Power, who has been attacked on social media across the country over the incident, apologized Monday night in a Facebook post that was later removed from her page.
Power described the incident more as a misunderstanding, saying she thought the customer had asked, "Do you know what I did?" And that she responded, "Nothing."
She said tempers flared after that, adding, "I should never have been unprofessional and disrespectful period. Sincerely apologize."
Power also said in the post that her father, husband and son-in-law have all served in the military and that she has "the utmost respect for the military."
Moyer said Power was originally at the shop because the business had signs displayed too close to a sidewalk. She said the business has been “slapped on the wrist” for marketing before, but it was the warning over the flags that set off the firestorm.
Community rallies behind business
As the incident became national news, members of the Jacksonville community stopped to visit Jaguar Power Sports on Tuesday.
They brought pizza, fruit, coffee and plenty of “thank-you's.”
The phones also rang off the hook at the business Tuesday as support poured in.
“The story is not only shameful, it is embarrassing,” said David Ward, with B&W Marine Construction. "I’m just tired of seeing the military under attack."
Veteran Bob Goggin said what he saw on the news was "totally wrong."
"I rode over from Mayport to thank them for supporting the military," Goggin said.

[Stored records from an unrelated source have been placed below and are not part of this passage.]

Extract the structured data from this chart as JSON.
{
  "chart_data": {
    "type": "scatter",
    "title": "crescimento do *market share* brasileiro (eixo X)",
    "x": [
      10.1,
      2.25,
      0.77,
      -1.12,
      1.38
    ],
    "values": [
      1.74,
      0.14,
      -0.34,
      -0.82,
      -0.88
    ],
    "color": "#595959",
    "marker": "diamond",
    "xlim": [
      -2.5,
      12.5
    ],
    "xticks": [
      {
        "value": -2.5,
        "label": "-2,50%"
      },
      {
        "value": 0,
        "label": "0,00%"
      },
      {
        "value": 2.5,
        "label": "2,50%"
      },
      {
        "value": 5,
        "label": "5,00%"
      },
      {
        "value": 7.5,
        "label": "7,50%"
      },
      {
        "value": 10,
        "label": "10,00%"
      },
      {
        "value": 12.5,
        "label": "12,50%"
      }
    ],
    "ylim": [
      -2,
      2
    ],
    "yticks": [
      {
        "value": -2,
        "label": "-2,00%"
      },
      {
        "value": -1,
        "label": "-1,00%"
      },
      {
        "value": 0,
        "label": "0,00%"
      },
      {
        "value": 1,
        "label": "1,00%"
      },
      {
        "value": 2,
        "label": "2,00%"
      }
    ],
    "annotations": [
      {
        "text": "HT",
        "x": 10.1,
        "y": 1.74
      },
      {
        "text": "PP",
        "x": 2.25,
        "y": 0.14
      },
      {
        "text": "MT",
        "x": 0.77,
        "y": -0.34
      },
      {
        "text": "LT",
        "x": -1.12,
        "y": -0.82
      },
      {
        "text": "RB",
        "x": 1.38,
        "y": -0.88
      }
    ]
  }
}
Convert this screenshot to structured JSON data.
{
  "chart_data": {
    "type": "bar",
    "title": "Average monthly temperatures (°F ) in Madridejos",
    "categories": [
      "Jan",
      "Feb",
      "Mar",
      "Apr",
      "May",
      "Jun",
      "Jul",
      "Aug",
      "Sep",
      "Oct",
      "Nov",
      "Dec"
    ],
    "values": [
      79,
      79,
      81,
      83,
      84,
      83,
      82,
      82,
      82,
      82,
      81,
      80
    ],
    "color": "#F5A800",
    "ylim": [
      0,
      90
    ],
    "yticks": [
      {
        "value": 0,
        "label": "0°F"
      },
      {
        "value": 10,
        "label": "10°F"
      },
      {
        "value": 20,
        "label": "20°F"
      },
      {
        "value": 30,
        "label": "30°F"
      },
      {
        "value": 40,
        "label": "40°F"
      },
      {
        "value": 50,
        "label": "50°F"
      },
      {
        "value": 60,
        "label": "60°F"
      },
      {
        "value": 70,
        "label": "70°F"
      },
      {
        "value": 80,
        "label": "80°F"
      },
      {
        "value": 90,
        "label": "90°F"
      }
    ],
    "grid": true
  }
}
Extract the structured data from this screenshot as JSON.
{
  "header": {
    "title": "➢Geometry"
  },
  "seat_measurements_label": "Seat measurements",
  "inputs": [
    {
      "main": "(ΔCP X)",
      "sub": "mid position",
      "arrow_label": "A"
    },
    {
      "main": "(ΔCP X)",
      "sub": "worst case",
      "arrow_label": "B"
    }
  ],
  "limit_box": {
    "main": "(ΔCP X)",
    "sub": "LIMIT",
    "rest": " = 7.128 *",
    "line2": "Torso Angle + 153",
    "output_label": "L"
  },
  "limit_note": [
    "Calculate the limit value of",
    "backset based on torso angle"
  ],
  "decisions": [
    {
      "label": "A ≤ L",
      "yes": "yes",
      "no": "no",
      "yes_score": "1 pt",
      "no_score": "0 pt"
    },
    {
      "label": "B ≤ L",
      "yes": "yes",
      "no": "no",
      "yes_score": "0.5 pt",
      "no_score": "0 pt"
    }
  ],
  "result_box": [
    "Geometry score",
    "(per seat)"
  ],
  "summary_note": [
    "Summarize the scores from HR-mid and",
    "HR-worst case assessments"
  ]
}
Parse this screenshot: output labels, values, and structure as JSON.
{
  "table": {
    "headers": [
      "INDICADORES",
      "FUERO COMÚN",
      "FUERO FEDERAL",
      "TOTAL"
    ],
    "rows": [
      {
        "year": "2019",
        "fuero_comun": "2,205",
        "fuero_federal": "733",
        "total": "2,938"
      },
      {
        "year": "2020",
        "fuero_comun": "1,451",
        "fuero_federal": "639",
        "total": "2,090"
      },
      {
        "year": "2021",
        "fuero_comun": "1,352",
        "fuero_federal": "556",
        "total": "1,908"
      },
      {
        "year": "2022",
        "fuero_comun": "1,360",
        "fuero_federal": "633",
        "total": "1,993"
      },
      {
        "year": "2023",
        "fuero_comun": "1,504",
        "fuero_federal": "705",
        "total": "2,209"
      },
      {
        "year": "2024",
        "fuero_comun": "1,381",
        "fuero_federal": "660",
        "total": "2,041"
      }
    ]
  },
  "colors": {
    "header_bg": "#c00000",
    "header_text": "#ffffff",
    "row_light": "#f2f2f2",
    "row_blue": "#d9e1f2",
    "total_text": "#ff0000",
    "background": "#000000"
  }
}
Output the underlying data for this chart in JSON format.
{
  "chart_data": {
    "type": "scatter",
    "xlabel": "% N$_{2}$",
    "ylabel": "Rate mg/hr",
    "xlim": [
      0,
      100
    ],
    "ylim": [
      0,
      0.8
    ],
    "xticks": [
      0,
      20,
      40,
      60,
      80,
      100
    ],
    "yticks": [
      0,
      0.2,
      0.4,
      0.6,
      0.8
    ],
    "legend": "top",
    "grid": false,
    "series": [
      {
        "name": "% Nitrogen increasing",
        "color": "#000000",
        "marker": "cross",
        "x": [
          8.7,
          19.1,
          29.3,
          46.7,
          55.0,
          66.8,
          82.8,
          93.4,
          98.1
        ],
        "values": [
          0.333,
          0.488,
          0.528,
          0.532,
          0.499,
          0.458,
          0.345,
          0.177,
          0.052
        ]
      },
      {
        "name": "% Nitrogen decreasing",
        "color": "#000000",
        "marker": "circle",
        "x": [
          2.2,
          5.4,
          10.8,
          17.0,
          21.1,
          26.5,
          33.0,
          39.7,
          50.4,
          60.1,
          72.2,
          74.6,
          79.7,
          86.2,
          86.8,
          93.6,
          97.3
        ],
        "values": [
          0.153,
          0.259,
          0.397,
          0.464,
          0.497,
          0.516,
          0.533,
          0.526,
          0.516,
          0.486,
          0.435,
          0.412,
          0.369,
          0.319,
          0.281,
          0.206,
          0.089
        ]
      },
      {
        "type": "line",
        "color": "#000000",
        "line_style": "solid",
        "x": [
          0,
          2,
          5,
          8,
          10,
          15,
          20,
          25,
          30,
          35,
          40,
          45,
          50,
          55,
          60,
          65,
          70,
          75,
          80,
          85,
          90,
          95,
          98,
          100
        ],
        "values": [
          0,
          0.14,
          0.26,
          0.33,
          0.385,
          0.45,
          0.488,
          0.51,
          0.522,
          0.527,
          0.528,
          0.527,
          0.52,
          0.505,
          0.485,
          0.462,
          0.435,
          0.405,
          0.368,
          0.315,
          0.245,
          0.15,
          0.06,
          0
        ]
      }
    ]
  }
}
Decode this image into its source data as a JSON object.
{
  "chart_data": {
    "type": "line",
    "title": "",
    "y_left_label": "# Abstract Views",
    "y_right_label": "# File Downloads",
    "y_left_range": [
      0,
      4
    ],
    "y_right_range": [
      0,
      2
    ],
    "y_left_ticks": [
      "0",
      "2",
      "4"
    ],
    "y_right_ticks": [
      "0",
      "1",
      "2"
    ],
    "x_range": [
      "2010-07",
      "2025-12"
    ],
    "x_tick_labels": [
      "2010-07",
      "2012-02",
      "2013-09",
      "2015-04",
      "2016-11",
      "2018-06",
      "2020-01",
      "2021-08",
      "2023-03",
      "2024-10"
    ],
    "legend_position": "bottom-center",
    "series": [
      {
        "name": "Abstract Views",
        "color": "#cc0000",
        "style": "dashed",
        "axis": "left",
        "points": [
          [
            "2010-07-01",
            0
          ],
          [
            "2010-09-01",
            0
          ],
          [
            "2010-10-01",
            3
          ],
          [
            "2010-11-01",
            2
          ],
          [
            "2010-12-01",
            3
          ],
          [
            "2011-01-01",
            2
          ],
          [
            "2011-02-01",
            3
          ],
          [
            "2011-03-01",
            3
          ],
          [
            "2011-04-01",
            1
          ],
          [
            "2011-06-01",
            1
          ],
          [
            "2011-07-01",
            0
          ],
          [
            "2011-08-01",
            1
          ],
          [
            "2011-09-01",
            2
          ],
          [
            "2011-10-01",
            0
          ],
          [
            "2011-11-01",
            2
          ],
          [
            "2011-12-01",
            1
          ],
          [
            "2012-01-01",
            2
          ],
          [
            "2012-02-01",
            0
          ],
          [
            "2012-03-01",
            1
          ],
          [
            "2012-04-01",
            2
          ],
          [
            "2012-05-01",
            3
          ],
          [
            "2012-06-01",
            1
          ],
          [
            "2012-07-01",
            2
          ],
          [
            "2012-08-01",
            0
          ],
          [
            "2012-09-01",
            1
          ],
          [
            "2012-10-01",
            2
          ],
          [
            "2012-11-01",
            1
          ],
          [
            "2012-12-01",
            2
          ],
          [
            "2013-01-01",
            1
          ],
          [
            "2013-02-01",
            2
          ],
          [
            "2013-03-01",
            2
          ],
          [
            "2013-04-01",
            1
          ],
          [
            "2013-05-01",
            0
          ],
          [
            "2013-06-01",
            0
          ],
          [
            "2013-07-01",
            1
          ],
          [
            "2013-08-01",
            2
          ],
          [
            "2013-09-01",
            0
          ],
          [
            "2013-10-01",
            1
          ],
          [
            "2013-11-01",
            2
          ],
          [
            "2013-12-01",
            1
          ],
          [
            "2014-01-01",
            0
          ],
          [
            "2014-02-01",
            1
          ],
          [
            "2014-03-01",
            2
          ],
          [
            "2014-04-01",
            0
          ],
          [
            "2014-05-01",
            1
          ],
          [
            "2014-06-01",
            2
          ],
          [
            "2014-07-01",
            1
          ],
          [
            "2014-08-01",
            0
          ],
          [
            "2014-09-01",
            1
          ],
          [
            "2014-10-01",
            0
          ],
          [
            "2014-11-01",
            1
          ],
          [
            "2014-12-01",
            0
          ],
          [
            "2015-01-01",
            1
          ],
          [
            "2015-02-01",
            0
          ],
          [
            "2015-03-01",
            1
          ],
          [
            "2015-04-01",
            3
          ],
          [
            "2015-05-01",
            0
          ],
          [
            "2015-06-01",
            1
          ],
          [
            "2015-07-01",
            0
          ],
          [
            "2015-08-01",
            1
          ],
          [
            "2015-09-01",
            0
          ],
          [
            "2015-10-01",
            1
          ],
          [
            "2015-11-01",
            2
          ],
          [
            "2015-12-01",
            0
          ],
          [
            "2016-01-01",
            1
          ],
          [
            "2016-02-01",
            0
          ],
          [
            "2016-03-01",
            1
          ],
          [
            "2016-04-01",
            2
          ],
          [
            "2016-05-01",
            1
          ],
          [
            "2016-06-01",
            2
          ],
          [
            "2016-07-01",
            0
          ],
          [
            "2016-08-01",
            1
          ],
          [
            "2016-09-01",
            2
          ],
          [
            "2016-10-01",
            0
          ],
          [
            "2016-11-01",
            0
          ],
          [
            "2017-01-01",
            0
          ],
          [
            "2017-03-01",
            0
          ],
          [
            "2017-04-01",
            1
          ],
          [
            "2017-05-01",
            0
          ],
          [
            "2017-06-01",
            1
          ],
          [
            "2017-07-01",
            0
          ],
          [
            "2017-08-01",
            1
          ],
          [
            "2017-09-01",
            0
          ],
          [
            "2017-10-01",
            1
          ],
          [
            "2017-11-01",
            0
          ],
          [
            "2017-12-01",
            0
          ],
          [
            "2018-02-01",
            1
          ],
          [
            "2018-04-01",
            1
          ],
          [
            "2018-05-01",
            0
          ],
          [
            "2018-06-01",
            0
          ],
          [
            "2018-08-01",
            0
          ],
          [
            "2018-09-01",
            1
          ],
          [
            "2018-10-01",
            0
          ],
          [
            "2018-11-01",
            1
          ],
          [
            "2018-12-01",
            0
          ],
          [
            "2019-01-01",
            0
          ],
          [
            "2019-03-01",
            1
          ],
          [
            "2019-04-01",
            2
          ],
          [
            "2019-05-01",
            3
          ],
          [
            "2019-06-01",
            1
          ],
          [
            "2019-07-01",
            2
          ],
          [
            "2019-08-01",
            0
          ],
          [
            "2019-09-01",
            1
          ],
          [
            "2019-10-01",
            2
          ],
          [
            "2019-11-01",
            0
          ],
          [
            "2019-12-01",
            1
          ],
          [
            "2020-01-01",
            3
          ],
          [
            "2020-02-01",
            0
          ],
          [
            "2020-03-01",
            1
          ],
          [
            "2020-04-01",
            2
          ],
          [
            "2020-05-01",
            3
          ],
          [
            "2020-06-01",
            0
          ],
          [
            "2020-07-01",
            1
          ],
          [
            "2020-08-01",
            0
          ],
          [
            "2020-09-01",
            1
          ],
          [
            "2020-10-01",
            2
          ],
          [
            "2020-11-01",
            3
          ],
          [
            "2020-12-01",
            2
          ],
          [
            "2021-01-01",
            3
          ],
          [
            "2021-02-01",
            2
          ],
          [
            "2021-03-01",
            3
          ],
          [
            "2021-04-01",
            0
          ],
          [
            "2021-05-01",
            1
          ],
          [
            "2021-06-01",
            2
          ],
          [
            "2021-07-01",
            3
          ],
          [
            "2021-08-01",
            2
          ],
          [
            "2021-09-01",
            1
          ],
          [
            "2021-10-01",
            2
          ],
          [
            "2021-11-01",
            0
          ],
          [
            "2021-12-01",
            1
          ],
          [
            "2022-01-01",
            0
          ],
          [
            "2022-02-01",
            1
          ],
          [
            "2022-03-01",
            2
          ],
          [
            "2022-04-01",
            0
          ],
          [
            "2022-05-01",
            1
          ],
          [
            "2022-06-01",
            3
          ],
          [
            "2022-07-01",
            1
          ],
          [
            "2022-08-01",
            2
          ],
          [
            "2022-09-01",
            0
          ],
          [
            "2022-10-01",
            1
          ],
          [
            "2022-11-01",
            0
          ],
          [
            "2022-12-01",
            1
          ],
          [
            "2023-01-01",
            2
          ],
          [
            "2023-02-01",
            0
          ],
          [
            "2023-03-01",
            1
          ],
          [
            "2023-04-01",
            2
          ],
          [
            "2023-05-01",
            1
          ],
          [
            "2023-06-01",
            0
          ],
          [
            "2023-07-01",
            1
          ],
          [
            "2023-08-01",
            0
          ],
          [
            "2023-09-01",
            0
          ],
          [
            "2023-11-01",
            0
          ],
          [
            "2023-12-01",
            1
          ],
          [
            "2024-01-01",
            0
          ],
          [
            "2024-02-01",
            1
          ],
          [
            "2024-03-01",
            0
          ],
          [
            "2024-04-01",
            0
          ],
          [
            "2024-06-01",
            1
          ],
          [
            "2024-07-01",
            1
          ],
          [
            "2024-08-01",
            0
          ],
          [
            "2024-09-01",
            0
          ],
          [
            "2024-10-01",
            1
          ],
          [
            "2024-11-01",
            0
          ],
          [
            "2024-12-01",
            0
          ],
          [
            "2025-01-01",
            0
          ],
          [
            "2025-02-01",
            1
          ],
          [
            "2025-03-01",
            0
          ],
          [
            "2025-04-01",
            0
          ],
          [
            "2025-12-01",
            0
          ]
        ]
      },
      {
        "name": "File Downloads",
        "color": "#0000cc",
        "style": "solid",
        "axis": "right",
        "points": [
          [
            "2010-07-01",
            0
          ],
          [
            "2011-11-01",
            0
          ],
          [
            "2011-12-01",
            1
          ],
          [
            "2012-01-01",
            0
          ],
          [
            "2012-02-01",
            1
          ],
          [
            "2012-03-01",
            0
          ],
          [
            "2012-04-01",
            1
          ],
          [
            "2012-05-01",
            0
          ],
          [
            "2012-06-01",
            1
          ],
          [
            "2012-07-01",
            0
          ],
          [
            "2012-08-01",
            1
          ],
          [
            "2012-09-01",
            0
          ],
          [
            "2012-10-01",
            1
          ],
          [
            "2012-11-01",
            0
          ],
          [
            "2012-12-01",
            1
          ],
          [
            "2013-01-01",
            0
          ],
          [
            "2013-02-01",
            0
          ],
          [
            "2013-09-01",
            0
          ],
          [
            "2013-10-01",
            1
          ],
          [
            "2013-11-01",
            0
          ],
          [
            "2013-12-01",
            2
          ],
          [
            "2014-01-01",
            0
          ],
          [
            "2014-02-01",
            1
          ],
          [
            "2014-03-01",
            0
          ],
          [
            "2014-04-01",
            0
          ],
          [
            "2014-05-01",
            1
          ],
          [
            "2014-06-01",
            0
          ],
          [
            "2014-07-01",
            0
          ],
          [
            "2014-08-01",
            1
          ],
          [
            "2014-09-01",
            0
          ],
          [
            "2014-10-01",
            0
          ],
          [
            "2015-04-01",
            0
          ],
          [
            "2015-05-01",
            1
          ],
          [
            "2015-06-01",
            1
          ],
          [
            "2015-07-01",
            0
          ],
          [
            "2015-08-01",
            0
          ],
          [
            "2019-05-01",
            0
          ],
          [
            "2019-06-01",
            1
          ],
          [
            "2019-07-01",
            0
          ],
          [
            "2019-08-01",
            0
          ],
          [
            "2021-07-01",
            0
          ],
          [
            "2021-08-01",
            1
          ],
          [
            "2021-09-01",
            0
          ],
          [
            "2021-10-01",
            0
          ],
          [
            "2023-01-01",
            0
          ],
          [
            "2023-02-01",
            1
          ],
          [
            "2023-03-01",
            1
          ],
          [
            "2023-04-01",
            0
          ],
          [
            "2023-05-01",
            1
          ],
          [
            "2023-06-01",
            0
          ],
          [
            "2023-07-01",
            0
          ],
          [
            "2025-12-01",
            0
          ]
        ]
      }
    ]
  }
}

After seeing the video, veteran Ernest Faivre and his son also went to Jaguar Power Sports to shop for a motorcycle.
"I came here today to show my support for this business and our veterans," Faivre said.
Jaguar Power Sports owner Shaun Jackrel told News4Jax on Tuesday that it was rewarding to see how many people have reached out to the business. He also said he was pleased with how quickly the city took action, suspending Power and her supervisor.
“They’ve done great things for us as a business. As a small business, we rely on them," Jackrel said. "Moving forward, I just want to make sure that they’re there to help us and we can help them kind of better mold some of these policies so it doesn’t happen to another business.”
Moyer said she never expected the swell of community support.
She said that, within hours of posting the video, city leaders, including Curry, apologized and said the flags were welcome.
The customer who got into the confrontation with Power, who asked not to be identified, told News4Jax that he is happy the mayor responded. He said he would like Power to apologize to the veteran community, not necessarily to him. He added that he "doesn't want anyone to lose their job."
Moyer also said she doesn't want to see Power fired, saying anyone can have a bad day and that the woman's poor behavior was a bad representation of the city of Jacksonville.
"How they're going to deal with their employee is going to be on them," Moyer said. "I know that our customer base would love to see me say, 'Fire her,' but I hate to see anybody lose their job. That was not the purpose of this. It was to bring awareness and hope that someone would not treat someone else that way."
Moyer said the threats lodged against Power are uncalled for.
“Leave this woman alone. Let the city of Jacksonville do their job and (do) what they see fit,” Moyer said. “It is their employee to deal with. We brought it to their attention and they are definitely addressing it.”
Councilman Garrett Dennis, who represents the area where the business is located, said it appears from the video that Power was in the wrong, but that she still deserves a fair investigation.
“We’ve gotten calls and emails from as far away as California from this incident, and that is unfortunate,” Dennis said. “I think this is a situation where we had an overzealous city employee applying the law inappropriately.”
Curry said discipline for the incident could include termination but that would come after a thorough investigation and that Power and her supervisor are entitled to due process.
Jaguar Power Sports is now selling custom T-shirts online for $10. Jackrel said the proceeds will go to a local military charity.